If someone would like to replicate, a good approach would be to reduce the cost by removing a full-chromium engine. I doubt these extensions are trying to do environment detection and won’t run under (for eg) JSDOM+Bun with a Chrome API shim.
It’s obvious CWS has given up on oversight of these extensions. It’s a minefield.
Just create an AI service and users will voluntarily send you all their data.

No need for such complicated attacks /s

Only 37M? I'd have guessed a higher number than that.
At this point, someone should make a site to check whether installed extensions are malicious or not.
Couple of quick thoughts on how to protect yourself from having a formerly trustworthy extension go rogue on you:

- https://github.com/beaufortfrancois/extensions-update-notifi...

And then you can do whatever you feel is an appropriate amount of research whenever a particularly privileged extension gets updated (check for transfer of ownership, etc.)

- brave://flags/#brave-extension-network-blocking

You can then create custom rules to filter extension traffic under brave://settings/shields/filters

e.g.:

  ! Obsidian Web
  *$domain=edoacekkjanmingkbkgjndndibhkegad
  @@||127.0.0.1^$domain=edoacekkjanmingkbkgjndndibhkegad

- Clone the GitHub repo, do a security audit with Claude Code, build from source, update manually

  > Clone the GitHub repo, do a security audit with Claude Code, build from source, update manually
This is a great idea.
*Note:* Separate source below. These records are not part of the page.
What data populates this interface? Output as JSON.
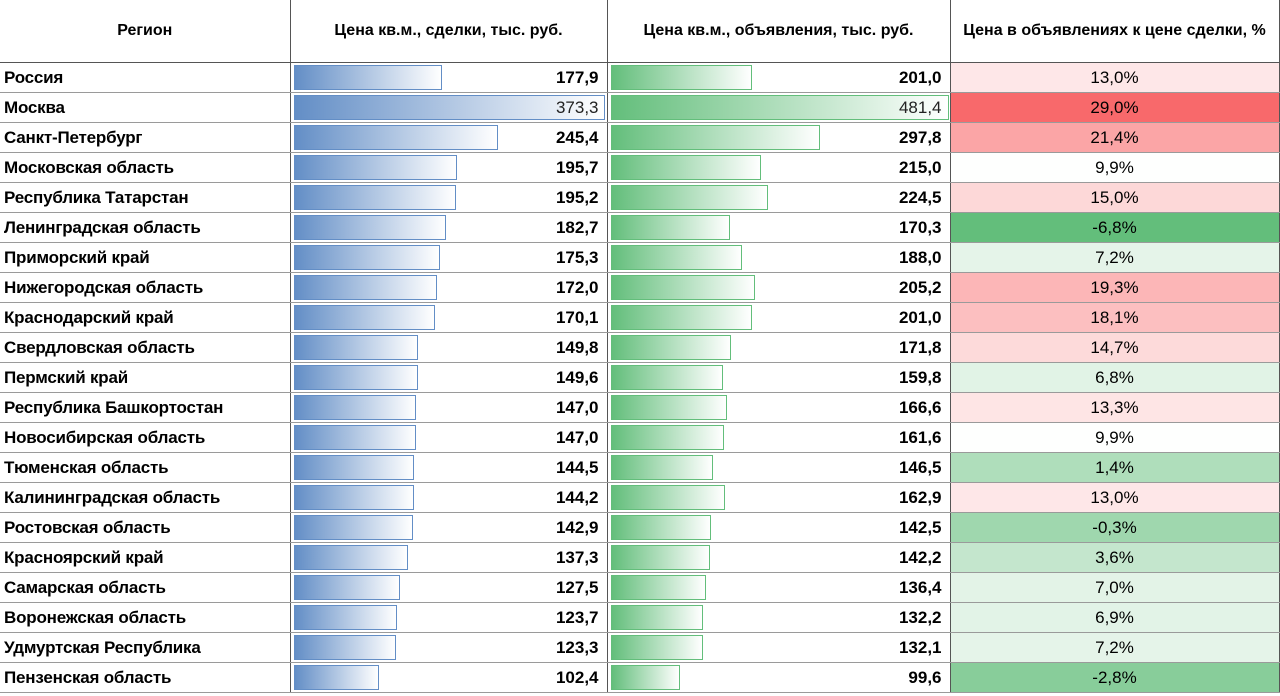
{
  "headers": {
    "region": "Регион",
    "deal_price": "Цена кв.м., сделки, тыс. руб.",
    "listing_price": "Цена кв.м., объявления, тыс. руб.",
    "ratio": "Цена в объявлениях к цене сделки, %"
  },
  "rows": [
    {
      "region": "Россия",
      "deal": "177,9",
      "listing": "201,0",
      "ratio": "13,0%"
    },
    {
      "region": "Москва",
      "deal": "373,3",
      "listing": "481,4",
      "ratio": "29,0%"
    },
    {
      "region": "Санкт-Петербург",
      "deal": "245,4",
      "listing": "297,8",
      "ratio": "21,4%"
    },
    {
      "region": "Московская область",
      "deal": "195,7",
      "listing": "215,0",
      "ratio": "9,9%"
    },
    {
      "region": "Республика Татарстан",
      "deal": "195,2",
      "listing": "224,5",
      "ratio": "15,0%"
    },
    {
      "region": "Ленинградская область",
      "deal": "182,7",
      "listing": "170,3",
      "ratio": "-6,8%"
    },
    {
      "region": "Приморский край",
      "deal": "175,3",
      "listing": "188,0",
      "ratio": "7,2%"
    },
    {
      "region": "Нижегородская область",
      "deal": "172,0",
      "listing": "205,2",
      "ratio": "19,3%"
    },
    {
      "region": "Краснодарский край",
      "deal": "170,1",
      "listing": "201,0",
      "ratio": "18,1%"
    },
    {
      "region": "Свердловская область",
      "deal": "149,8",
      "listing": "171,8",
      "ratio": "14,7%"
    },
    {
      "region": "Пермский край",
      "deal": "149,6",
      "listing": "159,8",
      "ratio": "6,8%"
    },
    {
      "region": "Республика Башкортостан",
      "deal": "147,0",
      "listing": "166,6",
      "ratio": "13,3%"
    },
    {
      "region": "Новосибирская область",
      "deal": "147,0",
      "listing": "161,6",
      "ratio": "9,9%"
    },
    {
      "region": "Тюменская область",
      "deal": "144,5",
      "listing": "146,5",
      "ratio": "1,4%"
    },
    {
      "region": "Калининградская область",
      "deal": "144,2",
      "listing": "162,9",
      "ratio": "13,0%"
    },
    {
      "region": "Ростовская область",
      "deal": "142,9",
      "listing": "142,5",
      "ratio": "-0,3%"
    },
    {
      "region": "Красноярский край",
      "deal": "137,3",
      "listing": "142,2",
      "ratio": "3,6%"
    },
    {
      "region": "Самарская область",
      "deal": "127,5",
      "listing": "136,4",
      "ratio": "7,0%"
    },
    {
      "region": "Воронежская область",
      "deal": "123,7",
      "listing": "132,2",
      "ratio": "6,9%"
    },
    {
      "region": "Удмуртская Республика",
      "deal": "123,3",
      "listing": "132,1",
      "ratio": "7,2%"
    },
    {
      "region": "Пензенская область",
      "deal": "102,4",
      "listing": "99,6",
      "ratio": "-2,8%"
    }
  ],
  "colors": {
    "deal_bar": "#638EC6",
    "listing_bar": "#63BE7B",
    "scale_high": "#F8696B",
    "scale_mid": "#FFFFFF",
    "scale_low": "#63BE7B"
  }
}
Are there any deterministic tools to audit an extension codebase?
> Clone the GitHub repo, … build from source, update manually

I’d be ok to do that once per extension, but then I’ve got multiple PCs (m), multiple browser profiles (p), OS-reimages (r), and each extension (e) locally installed doesn’t sync — manually re-installing local extensions m x p x r x e times is too much for me. :-( (And that’s even if I’m only running Chrome, as opposed to multiple browser or Chromium derivatives.)

Yes, and?

Chrome/Google/Alphabet is spying on 100% of their users.

Quit using Alphabet stuff, and your exploitation factor goes down a LOT.